Investigators confident extent of gas leak has been found
By John Hales
2-13-08

GUNNISON—Environmental consultants working on the Gunnison Top Stop gas leak are feeling confident they have identified the extent of the leak.
At a meeting last week to update the city and residents about cleanup efforts, Lee Barrus of Wasatch Environmental said his company had “pretty much defined the plume [leak] area,” based on extensive samplings in the area.
“We’ve gone to tremendous lengths to find out where the plume is. We feel very confident that our map is accurate as to where the plume is,” Barrus said.
That map, which Barrus distributed as a visual aid at the meeting, shows the plume extending in a southwesterly direction from Top Stop’s lot, and at one point splitting into two branches.

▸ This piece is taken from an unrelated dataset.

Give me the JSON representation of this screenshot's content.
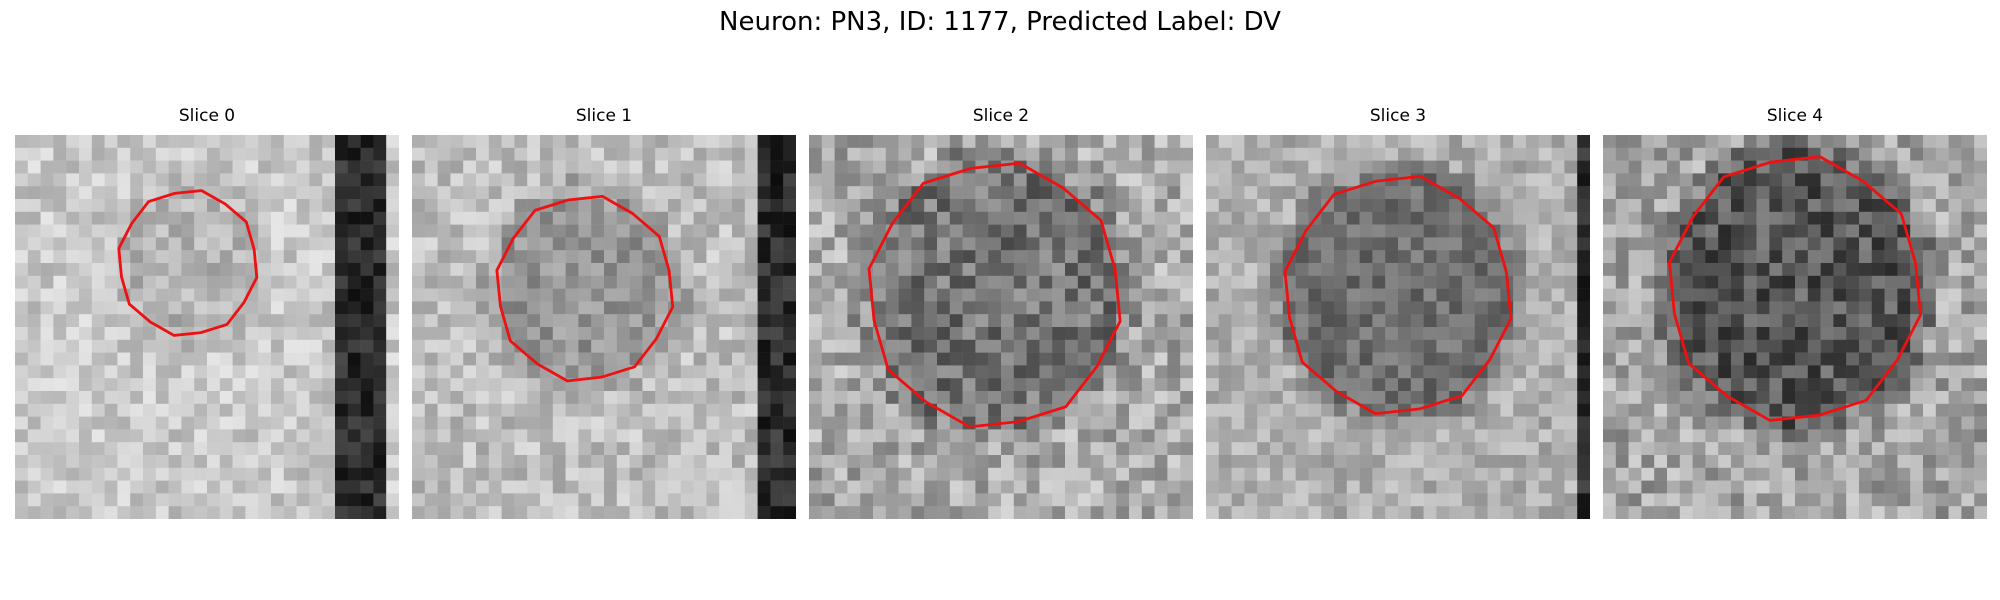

Identification of the plume has been a primary objective in cleanup efforts to date, along with the reduction of fumes in homes and residences.

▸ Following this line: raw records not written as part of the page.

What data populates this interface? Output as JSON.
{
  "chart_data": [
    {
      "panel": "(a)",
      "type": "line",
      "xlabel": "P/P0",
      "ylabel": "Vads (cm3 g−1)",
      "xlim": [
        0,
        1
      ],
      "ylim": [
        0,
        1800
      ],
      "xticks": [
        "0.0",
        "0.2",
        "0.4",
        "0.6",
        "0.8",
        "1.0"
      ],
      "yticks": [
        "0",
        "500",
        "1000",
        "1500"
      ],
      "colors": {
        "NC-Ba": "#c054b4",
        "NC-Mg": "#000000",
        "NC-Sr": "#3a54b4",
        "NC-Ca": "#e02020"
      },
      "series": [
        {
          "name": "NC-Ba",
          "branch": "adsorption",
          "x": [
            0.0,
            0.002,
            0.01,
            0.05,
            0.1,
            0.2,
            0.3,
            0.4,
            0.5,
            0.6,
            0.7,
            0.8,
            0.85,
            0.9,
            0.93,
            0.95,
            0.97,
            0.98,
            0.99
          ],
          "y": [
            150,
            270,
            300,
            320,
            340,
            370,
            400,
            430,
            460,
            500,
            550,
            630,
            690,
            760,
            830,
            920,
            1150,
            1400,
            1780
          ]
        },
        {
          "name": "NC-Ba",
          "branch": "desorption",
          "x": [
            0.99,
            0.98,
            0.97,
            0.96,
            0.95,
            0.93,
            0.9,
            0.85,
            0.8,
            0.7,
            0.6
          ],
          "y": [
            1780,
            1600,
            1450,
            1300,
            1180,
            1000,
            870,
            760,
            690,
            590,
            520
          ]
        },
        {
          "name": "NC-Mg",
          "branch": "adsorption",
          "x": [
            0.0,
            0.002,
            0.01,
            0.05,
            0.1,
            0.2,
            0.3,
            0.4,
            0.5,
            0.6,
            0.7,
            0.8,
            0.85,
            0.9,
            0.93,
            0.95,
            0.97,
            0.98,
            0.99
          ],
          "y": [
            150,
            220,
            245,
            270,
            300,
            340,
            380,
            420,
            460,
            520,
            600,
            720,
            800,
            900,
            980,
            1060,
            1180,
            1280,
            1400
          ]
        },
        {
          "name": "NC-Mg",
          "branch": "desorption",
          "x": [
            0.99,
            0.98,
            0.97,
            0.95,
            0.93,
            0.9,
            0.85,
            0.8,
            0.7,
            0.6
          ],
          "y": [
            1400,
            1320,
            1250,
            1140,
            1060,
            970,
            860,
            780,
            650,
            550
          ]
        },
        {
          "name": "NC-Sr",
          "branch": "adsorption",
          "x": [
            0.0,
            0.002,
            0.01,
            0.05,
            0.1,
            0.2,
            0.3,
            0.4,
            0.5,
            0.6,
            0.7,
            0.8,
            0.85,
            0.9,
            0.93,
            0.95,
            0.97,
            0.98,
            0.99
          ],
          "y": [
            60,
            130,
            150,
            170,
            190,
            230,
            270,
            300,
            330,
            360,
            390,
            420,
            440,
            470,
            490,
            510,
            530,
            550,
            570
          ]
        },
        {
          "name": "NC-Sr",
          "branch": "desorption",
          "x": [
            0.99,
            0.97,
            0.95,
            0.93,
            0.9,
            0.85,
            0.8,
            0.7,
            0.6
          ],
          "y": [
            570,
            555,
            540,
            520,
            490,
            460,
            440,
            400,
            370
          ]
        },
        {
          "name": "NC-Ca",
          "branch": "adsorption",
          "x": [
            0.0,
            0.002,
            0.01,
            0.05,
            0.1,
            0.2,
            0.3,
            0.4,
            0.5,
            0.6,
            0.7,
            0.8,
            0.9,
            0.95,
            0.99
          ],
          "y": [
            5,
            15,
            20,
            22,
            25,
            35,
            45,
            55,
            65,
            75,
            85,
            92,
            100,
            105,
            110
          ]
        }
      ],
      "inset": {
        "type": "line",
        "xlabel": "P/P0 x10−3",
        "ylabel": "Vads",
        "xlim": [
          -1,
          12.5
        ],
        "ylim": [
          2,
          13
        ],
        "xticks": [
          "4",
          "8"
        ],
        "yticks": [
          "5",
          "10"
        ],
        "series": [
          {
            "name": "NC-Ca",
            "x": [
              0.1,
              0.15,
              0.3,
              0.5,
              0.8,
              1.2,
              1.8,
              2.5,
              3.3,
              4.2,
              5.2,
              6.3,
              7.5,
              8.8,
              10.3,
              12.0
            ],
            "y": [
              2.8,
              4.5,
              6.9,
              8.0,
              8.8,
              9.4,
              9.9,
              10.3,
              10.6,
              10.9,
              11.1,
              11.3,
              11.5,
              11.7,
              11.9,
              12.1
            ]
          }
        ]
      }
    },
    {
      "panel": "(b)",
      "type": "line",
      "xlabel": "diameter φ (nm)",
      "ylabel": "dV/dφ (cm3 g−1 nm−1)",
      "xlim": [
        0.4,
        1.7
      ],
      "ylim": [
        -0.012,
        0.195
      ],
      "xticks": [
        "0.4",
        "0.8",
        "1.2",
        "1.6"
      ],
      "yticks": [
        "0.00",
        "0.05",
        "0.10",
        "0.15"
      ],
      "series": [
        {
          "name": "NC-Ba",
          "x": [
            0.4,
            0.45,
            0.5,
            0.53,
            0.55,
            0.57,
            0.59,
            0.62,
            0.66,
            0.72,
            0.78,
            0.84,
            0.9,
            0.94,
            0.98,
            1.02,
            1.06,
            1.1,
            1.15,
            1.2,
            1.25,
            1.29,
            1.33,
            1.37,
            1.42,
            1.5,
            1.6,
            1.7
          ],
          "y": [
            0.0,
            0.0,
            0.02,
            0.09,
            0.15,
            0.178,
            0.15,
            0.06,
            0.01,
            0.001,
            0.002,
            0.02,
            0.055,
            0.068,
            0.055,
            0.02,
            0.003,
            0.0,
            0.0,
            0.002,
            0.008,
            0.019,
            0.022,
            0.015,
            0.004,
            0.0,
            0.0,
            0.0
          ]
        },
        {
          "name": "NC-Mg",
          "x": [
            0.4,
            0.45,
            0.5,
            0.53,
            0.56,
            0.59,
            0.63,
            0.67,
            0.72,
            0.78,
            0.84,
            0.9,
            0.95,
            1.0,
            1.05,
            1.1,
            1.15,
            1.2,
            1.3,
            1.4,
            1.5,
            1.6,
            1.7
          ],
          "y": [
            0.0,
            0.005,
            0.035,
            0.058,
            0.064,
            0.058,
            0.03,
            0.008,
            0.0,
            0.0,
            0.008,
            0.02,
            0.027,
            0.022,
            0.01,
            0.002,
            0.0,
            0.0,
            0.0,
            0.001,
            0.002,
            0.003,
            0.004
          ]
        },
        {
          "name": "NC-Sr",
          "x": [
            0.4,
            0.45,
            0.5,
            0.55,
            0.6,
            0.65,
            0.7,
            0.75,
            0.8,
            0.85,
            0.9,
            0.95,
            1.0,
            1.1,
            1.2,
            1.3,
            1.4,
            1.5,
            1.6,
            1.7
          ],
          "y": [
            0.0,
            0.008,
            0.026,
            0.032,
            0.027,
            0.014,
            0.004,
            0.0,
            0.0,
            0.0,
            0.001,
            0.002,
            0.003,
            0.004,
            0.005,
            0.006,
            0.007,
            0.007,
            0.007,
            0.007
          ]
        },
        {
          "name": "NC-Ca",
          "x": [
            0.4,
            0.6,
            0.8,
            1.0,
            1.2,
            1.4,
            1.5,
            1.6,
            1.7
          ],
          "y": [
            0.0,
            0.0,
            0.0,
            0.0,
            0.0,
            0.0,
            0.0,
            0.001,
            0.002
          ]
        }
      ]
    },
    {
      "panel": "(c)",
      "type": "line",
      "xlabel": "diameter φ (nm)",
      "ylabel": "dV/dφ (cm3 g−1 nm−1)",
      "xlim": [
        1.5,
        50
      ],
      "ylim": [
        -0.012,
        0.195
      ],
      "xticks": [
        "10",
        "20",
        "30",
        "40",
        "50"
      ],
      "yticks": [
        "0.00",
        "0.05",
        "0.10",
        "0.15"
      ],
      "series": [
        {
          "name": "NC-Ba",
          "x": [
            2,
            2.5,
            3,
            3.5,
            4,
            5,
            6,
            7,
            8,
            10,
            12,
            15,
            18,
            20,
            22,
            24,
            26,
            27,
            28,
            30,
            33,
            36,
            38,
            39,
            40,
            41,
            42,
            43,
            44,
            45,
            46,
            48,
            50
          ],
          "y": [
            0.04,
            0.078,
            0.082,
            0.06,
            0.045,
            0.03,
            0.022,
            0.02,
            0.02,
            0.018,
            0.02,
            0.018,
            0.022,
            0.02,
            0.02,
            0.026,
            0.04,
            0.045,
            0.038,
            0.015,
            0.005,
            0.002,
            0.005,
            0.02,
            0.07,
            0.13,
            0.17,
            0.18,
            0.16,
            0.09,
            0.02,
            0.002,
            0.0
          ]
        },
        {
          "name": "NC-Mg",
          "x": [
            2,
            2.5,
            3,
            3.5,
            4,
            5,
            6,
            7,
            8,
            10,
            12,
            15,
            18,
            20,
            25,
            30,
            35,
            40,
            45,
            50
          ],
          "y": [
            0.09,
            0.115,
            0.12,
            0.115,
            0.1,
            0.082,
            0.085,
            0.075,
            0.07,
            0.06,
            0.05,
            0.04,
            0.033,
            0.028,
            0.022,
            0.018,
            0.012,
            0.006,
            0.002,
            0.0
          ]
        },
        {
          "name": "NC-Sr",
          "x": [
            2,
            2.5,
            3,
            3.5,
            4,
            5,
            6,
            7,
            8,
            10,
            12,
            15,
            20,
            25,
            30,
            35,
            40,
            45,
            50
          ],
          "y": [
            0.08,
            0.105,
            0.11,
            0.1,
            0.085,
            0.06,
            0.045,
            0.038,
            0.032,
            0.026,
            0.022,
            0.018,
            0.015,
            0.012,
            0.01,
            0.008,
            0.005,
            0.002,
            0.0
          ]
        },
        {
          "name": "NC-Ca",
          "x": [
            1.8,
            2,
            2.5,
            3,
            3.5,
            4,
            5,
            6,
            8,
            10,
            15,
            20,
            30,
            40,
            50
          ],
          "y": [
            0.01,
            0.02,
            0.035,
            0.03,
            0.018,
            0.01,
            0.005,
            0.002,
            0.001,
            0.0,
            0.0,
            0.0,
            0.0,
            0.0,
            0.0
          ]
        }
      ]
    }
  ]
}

In January, Wasatch Environmental found free-phase gasoline floating on top of the water table in one area, something that had not been significantly found before. The discovery was a breakthrough, said Lance Hess, the environmental consultant hired by Gunnison City.
“This is exciting because it represents a very dense ‘center of mass’ of the plume. … It is the central mass of petroleum we have been anticipating,” Hess wrote on the city’s website dedicated to gas leak information.

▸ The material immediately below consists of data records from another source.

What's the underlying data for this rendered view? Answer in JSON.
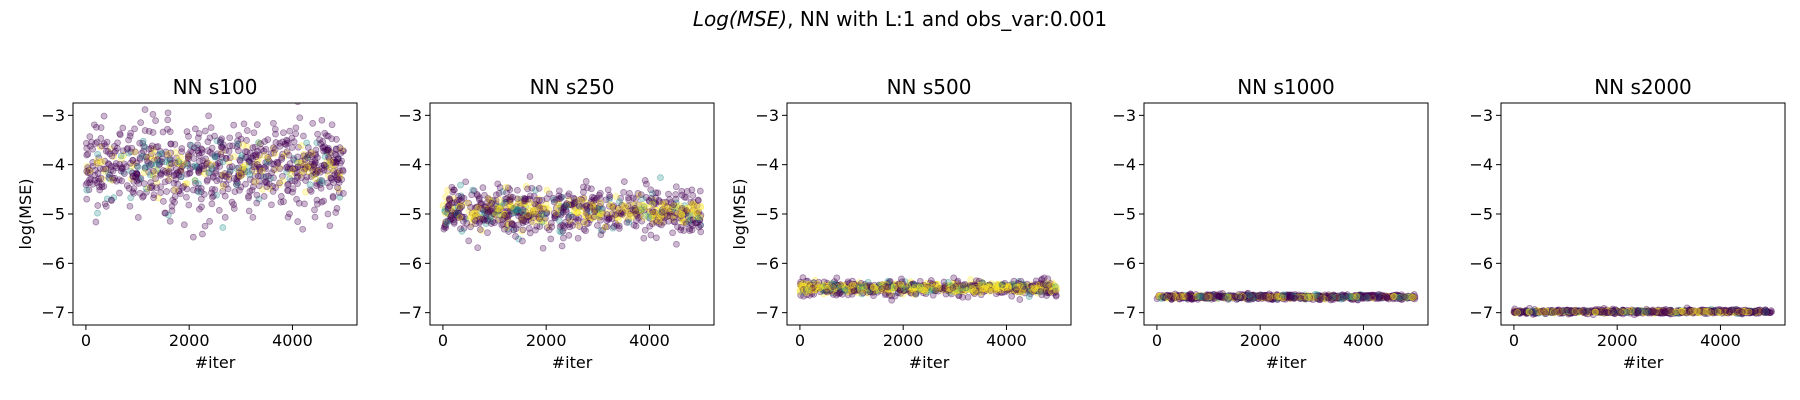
{
  "figure": {
    "suptitle_math": "Log(MSE)",
    "suptitle_rest": ", NN with L:1 and obs_var:0.001"
  },
  "colors": {
    "low": "#440154",
    "mid": "#21918c",
    "high": "#fde725"
  },
  "chart_data": [
    {
      "type": "scatter",
      "title": "NN s100",
      "xlabel": "#iter",
      "ylabel": "log(MSE)",
      "xlim": [
        -250,
        5250
      ],
      "ylim": [
        -7.25,
        -2.75
      ],
      "xticks": [
        0,
        2000,
        4000
      ],
      "yticks": [
        -3,
        -4,
        -5,
        -6,
        -7
      ],
      "x_range": [
        0,
        5000
      ],
      "center": -4.05,
      "spread": 0.42,
      "yellow_fraction": 0.15
    },
    {
      "type": "scatter",
      "title": "NN s250",
      "xlabel": "#iter",
      "ylabel": "",
      "xlim": [
        -250,
        5250
      ],
      "ylim": [
        -7.25,
        -2.75
      ],
      "xticks": [
        0,
        2000,
        4000
      ],
      "yticks": [
        -3,
        -4,
        -5,
        -6,
        -7
      ],
      "x_range": [
        0,
        5000
      ],
      "center": -4.95,
      "spread": 0.25,
      "yellow_fraction": 0.35
    },
    {
      "type": "scatter",
      "title": "NN s500",
      "xlabel": "#iter",
      "ylabel": "log(MSE)",
      "xlim": [
        -250,
        5250
      ],
      "ylim": [
        -7.25,
        -2.75
      ],
      "xticks": [
        0,
        2000,
        4000
      ],
      "yticks": [
        -3,
        -4,
        -5,
        -6,
        -7
      ],
      "x_range": [
        0,
        5000
      ],
      "center": -6.5,
      "spread": 0.08,
      "yellow_fraction": 0.6
    },
    {
      "type": "scatter",
      "title": "NN s1000",
      "xlabel": "#iter",
      "ylabel": "",
      "xlim": [
        -250,
        5250
      ],
      "ylim": [
        -7.25,
        -2.75
      ],
      "xticks": [
        0,
        2000,
        4000
      ],
      "yticks": [
        -3,
        -4,
        -5,
        -6,
        -7
      ],
      "x_range": [
        0,
        5000
      ],
      "center": -6.68,
      "spread": 0.025,
      "yellow_fraction": 0.3
    },
    {
      "type": "scatter",
      "title": "NN s2000",
      "xlabel": "#iter",
      "ylabel": "",
      "xlim": [
        -250,
        5250
      ],
      "ylim": [
        -7.25,
        -2.75
      ],
      "xticks": [
        0,
        2000,
        4000
      ],
      "yticks": [
        -3,
        -4,
        -5,
        -6,
        -7
      ],
      "x_range": [
        0,
        5000
      ],
      "center": -6.98,
      "spread": 0.02,
      "yellow_fraction": 0.35
    }
  ]
}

Barrus offered more bits of good news. He said apparently the plume had not reached the river, or if it had, it was going underneath it rather than into the water itself.
Wasatch Environmental has installed a system, called a curtain system, near the river that will both monitor contamination levels and filter and clean the water underground.
He said monitored levels of contaminants were “so low we’re not even calculating removal rate.”
As to removal of contamination, Barrus reported significant gains in the rate at which gasoline was being removed from the soil.
“We’ve almost doubled the extraction rate we had before,” he said.
From the time that extraction units first began removing gasoline from the soil until Jan. 6, about 4,060 gallons had been cleaned up, an average of roughly 1,000 gallons per month.
In just slightly less than three weeks after that, however, another 1,500 gallons were removed.
In addition, Barrus said, Wasatch Environmental had hauled away 25,000 tons of contaminated dirt, but didn’t know how much fuel was contained therein.
“In that dirt was who knows how much fuel. It’s hard to say how much,” he said.
Barrus was also unable to offer any kind of timetable for the cleanup, when asked how much of the approximately 20,000-gallon leak he expected to be able to extract.
“I think it’s a little early to be able to say ‘this is how much we’re going to get out, and this is how long it’s going to take,’” he said.
In other developments not discussed at the meeting, Lance Hess sent a letter to the city that gave evidence that the leaking tank may have had not one hole but two, lending credence to the idea that the tank had been leaking prior to July.
Hess arrived at his conclusion after examining statistical inventory reports (SIRs) from the leaking tank.
With the SIR method, a stick measurement is taken at the beginning of each day. The number of gallons is determined by where on the stick the fuel level reaches. At the end of the day, another stick measurement is taken, and that level is compared to where it ought to be as derived from the number of gallons dispensed from the tank. The method does allow a certain margin of inaccuracy, meaning that a difference between the measured amount and the derived amount does not necessarily indicate a leak.
However, Hess said, he found instances of “statistically significant” fuel loss at levels below where the hole is supposed to have been.
It had been maintained that the hole in the tank was located about three feet up from the bottom along a welded seam. However, in the early days of the leak, depending on who one talked to, there was also mention of a hole at the bottom of the tank.
Hess said this “second hole theory” could account for those divergent accounts, as well as for the inventory discrepancies.
Hess said, however, that even if the theory turns out to be true, that does not mean that Top Stop necessarily knew about it, because of the inadequacy of the SIR method.
However, Hess did note that Top Stop continued to sell gas and fill the leaking tank even after significant losses were indicated in July.
Inventory reports bear that out.
Daily fuel losses exceeding 1,000 gallons were recorded three different times in the first eight days of July, yet Top Stop did not stop its sales, empty the tank or report a suspected leak until Aug. 9.